Book Review: With Malice

 Title: With Malice
Author:  Eileen Cook
Genre: Young Adult | Mystery | Thriller | Murder
Publisher: HMH Books for Young Readers
Publication Date: June 7, 2016
Format: e-ARC
Source: Publisher

A read about a teenage girl who wakes up in a hospital bed and cannot remember the last six weeks of her life, including the accident that killed her best friend--only what if the accident wasn't an accident?
Eighteen-year-old Jill Charron wakes up in a hospital room, leg in a cast, stitches in her face and a big blank canvas where the last 6 weeks should be. She comes to discover she was involved in a fatal accident while on a school trip in Italy three days previous but was jetted home by her affluent father in order to receive quality care. Care that includes a lawyer. And a press team. Because maybe the accident...wasn't an accident. Wondering not just what happened but what she did, Jill tries to piece together the events of the past six weeks before she loses her thin hold on her once-perfect life (goodreads).



With Malice was one crazy ride.


Plot: Jill wakes up in a hospital with no memory of how she got there. She learns that she was in a car accident in Italy with her best friend Simone and that she's missing at least 6 weeks of memory. No one knows what possessed Jill and Simone to get in that car, what they were arguing about, and how one girl lived but the other died. The only thing Jill knows is that she's suddenly the number one suspect for her friend's death. 

With Malice was a fun and thrilling mystery that slowly unravels Jill's friendship with Simone along with external observances of their relationship .Jill was the perfect unreliable narrator because she legitimately did not have any memory from her time in Italy, all she has are what people tell her. Who's to say that her memories are actual memories or just ideas implanted in her mind? I loved the added bonus of Jill's aphasia. She struggles to find words, as a result of the accident, and her neurological condition seems well researched. The only flaw with this novel is that it builds up such an impressive mystery, and then when the great reveal comes, it feels like the mystery just...deflates. Although to be fair, no ending would probably make me happy. 
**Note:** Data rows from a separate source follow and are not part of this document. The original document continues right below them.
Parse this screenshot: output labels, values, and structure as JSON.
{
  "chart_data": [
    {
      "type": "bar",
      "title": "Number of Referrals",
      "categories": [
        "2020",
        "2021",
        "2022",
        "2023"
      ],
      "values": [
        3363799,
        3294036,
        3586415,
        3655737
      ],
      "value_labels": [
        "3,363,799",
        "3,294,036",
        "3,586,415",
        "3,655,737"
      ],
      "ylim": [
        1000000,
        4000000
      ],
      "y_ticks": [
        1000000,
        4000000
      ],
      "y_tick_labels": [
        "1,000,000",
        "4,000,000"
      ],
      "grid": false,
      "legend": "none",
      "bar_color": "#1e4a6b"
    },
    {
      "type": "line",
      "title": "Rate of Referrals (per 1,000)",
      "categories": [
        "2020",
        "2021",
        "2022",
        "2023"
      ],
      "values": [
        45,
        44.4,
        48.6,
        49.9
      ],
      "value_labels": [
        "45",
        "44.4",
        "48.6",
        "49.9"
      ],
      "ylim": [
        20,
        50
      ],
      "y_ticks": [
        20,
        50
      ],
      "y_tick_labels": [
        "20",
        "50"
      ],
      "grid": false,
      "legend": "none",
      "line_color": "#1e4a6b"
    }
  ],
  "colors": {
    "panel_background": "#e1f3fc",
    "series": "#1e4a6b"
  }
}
Characters: Unreliable characters are always tricky, but Eileen Cook does it right. It's easy to sympathize with Jill because everyone is against her. It's also hard to trust her because there is a chance she had something to do with Simone's death. We just don't know and that's the fun part! Along with that, the secondary characters are just as important because they have some of the clues to Jill's lost memories.

Earlier, I mentioned that there are external observances sprinkled throughout With Malice. Like in Dangerous Girls, there are snippets from police reports and crime televisions. These are interactions that may turn everything you knew about Jill on its head. 

Worldbuilding: With Malice's landscape comes to life with its characters. It's the people who inhabit Jill's town that make it seem real and tangible.